Antes dos toques do Shofar, que deve estar coberto até a hora de ser tocado pelo Ba’al Tekiah, são realizadas duas berachot: “Lishmoa kol Shofar” (ouvir o shofar) e Shehecheianu.


EXISTEM BASICAMENTE, TRÊS TIPOS DE TOQUES DE SHOFAR, CONHECIDOS MAIS GENERICAMENTE COMO TEKIOT:

1 - Tekiah – um som contínuo que leva em torno de 3 segundos;

2 - Shevarim- uma série de três sons quebrados, de cerca de 1 segundo cada, totalizando cerca de 3 segundos, isto é, o mesmo tempo de uma tekiah;

3 - Teruah: Sucessão rápida de nove sons, e cuja duração total equivale ao mesmo tempo de uma tekiah;

O Shofar também é tocado na Amida de Mussaf. Mais especificamente, nas três partes chamadas de Malchuiot, Zichronot e Shofarot.

A maioria das comunidades judaicas faz, no total, 100 toques de Shofar em cada dia de Rosh Hashaná, havendo variações nas formas askenazi e sefaradi de agrupar estes toques.

Por ex., muitos askenazim não costumam fazer o toque de Shofar na Amida silenciosa de Mussaf. Só na repetição. Os sefaradim tocam o Shofar em ambas.

E ao final da reza, a obtenção dos 100 toques é concluída, com 10 toques após o Kadish Titkabel.
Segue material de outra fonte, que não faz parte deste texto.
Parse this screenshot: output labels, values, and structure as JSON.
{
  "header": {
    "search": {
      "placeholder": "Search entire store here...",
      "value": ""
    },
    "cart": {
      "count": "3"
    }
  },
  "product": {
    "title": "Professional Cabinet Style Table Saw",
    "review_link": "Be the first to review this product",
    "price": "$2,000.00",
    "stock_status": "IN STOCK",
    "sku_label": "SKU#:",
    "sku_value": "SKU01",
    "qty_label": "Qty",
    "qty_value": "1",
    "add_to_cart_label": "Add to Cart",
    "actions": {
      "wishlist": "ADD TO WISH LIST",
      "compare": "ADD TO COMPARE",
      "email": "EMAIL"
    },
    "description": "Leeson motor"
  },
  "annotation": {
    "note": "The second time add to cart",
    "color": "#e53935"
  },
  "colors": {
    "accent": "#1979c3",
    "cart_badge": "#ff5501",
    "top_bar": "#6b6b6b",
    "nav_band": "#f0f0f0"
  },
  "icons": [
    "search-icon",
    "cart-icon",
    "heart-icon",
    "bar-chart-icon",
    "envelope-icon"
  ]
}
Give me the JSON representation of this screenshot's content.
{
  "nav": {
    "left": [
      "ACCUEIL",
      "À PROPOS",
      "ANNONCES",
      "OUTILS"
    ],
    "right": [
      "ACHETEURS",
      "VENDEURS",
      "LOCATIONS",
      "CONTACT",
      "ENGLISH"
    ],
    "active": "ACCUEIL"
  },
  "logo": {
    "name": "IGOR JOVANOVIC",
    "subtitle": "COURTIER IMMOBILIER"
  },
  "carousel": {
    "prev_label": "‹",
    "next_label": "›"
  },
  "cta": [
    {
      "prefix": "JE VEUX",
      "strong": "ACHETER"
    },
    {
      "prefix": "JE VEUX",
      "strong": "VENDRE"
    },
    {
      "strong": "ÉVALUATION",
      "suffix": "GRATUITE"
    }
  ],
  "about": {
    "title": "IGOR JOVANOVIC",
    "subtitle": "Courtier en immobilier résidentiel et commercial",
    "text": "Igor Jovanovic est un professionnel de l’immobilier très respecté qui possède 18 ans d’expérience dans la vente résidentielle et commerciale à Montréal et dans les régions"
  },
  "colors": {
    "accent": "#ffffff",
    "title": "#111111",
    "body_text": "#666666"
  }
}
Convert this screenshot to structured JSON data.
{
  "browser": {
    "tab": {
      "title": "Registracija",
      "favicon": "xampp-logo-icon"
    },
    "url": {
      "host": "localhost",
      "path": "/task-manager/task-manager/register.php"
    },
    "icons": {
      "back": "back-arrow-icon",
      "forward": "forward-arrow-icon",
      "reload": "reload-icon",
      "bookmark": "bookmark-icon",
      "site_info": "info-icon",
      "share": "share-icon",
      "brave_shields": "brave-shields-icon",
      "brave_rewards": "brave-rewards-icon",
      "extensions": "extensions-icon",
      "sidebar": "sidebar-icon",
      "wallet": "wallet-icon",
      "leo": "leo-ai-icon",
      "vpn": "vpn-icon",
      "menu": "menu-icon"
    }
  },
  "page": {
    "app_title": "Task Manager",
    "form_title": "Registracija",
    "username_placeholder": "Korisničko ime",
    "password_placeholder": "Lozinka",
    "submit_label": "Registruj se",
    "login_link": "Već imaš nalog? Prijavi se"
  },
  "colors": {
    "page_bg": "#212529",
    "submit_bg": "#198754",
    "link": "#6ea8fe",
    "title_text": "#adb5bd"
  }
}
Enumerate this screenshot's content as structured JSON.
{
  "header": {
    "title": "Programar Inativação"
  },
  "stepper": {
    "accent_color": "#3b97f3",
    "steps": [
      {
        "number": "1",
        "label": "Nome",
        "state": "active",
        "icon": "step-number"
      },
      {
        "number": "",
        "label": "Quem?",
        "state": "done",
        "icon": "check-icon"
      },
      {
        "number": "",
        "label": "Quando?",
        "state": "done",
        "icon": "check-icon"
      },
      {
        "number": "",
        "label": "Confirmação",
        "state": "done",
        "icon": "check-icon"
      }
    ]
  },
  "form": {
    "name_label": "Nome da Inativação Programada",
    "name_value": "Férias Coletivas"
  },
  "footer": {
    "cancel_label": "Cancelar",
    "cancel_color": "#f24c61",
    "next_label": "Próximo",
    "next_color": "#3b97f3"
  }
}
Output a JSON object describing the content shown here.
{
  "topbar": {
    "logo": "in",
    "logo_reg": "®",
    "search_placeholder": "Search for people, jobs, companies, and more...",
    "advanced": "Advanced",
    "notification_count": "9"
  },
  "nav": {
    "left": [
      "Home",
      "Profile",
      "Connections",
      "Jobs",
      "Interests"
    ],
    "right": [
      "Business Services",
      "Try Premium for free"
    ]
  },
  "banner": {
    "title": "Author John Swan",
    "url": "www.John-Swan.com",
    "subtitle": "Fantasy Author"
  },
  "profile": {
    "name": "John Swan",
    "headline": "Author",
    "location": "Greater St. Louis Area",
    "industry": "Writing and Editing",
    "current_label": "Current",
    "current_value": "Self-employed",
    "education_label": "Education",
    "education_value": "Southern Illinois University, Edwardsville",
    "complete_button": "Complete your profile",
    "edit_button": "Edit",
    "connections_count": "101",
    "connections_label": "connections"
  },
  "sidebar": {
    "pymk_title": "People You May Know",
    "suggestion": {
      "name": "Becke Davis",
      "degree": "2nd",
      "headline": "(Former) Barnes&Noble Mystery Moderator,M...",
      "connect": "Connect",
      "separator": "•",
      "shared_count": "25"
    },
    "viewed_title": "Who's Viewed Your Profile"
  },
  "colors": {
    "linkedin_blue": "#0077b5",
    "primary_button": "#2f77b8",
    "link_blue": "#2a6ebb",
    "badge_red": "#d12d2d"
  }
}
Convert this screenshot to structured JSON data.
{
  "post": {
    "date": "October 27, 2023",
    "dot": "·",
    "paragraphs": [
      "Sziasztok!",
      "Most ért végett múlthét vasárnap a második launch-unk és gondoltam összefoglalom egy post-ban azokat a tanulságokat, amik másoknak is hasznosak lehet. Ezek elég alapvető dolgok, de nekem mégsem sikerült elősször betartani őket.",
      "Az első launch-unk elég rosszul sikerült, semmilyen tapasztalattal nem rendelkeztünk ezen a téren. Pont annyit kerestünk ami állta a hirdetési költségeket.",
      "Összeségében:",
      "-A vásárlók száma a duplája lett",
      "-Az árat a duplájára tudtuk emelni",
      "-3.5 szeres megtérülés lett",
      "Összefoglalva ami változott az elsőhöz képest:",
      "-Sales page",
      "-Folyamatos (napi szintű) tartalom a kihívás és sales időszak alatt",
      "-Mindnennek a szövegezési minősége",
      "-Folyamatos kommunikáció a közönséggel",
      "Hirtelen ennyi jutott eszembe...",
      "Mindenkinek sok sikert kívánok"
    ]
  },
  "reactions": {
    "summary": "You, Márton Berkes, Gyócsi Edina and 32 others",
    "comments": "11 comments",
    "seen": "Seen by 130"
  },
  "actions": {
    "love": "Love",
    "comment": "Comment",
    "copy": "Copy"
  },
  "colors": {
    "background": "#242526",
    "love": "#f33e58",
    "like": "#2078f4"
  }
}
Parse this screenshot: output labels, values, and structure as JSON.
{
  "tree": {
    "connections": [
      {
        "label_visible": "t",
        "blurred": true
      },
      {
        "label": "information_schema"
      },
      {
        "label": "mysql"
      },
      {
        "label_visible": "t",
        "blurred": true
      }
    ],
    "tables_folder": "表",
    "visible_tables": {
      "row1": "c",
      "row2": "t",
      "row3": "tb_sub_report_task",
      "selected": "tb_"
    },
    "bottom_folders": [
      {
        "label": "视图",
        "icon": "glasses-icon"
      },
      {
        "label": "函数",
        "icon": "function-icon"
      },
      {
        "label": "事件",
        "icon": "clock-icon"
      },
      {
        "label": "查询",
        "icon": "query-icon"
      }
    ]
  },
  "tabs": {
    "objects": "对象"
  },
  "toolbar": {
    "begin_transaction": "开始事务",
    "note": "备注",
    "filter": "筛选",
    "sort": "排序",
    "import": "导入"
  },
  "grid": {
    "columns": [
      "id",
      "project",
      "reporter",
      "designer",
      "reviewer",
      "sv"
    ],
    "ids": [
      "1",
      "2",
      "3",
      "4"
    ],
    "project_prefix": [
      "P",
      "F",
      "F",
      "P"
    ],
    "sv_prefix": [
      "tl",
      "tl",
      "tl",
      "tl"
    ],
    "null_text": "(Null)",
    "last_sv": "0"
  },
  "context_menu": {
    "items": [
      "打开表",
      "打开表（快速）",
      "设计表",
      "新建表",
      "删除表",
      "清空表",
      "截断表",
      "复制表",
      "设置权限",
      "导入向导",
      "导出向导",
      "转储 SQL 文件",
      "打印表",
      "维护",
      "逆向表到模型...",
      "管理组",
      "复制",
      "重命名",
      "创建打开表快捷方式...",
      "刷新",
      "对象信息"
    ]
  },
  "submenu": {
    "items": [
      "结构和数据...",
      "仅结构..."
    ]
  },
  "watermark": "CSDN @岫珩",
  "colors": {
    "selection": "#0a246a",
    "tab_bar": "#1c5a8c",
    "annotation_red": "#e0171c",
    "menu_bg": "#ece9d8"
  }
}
E em muitas comunidades sefaradi, se fazem um toque a mais de Tekiah Gedolah (Grande Tekiah), ao final da reza, totalizando 101 toques.

No dia de Kipur, O Shofar só é tocado ao final da reza da Neilá.

Como o importante é ouvir o toque do Shofar, deve-se evitar olhar para o “Ba’al Tekiah” (pessoa que toca o Shofar).

No costume askenazi, o “Ba’al Tekiah” cobre a cabeça com o talit ao fazer os toques do Shofar. E em muitas comunidades sefaradi, o “Ba’al Tekiah” não cobre a cabeça com o Talit.

Pode-se tocar o Shofar sem a presença de um minian.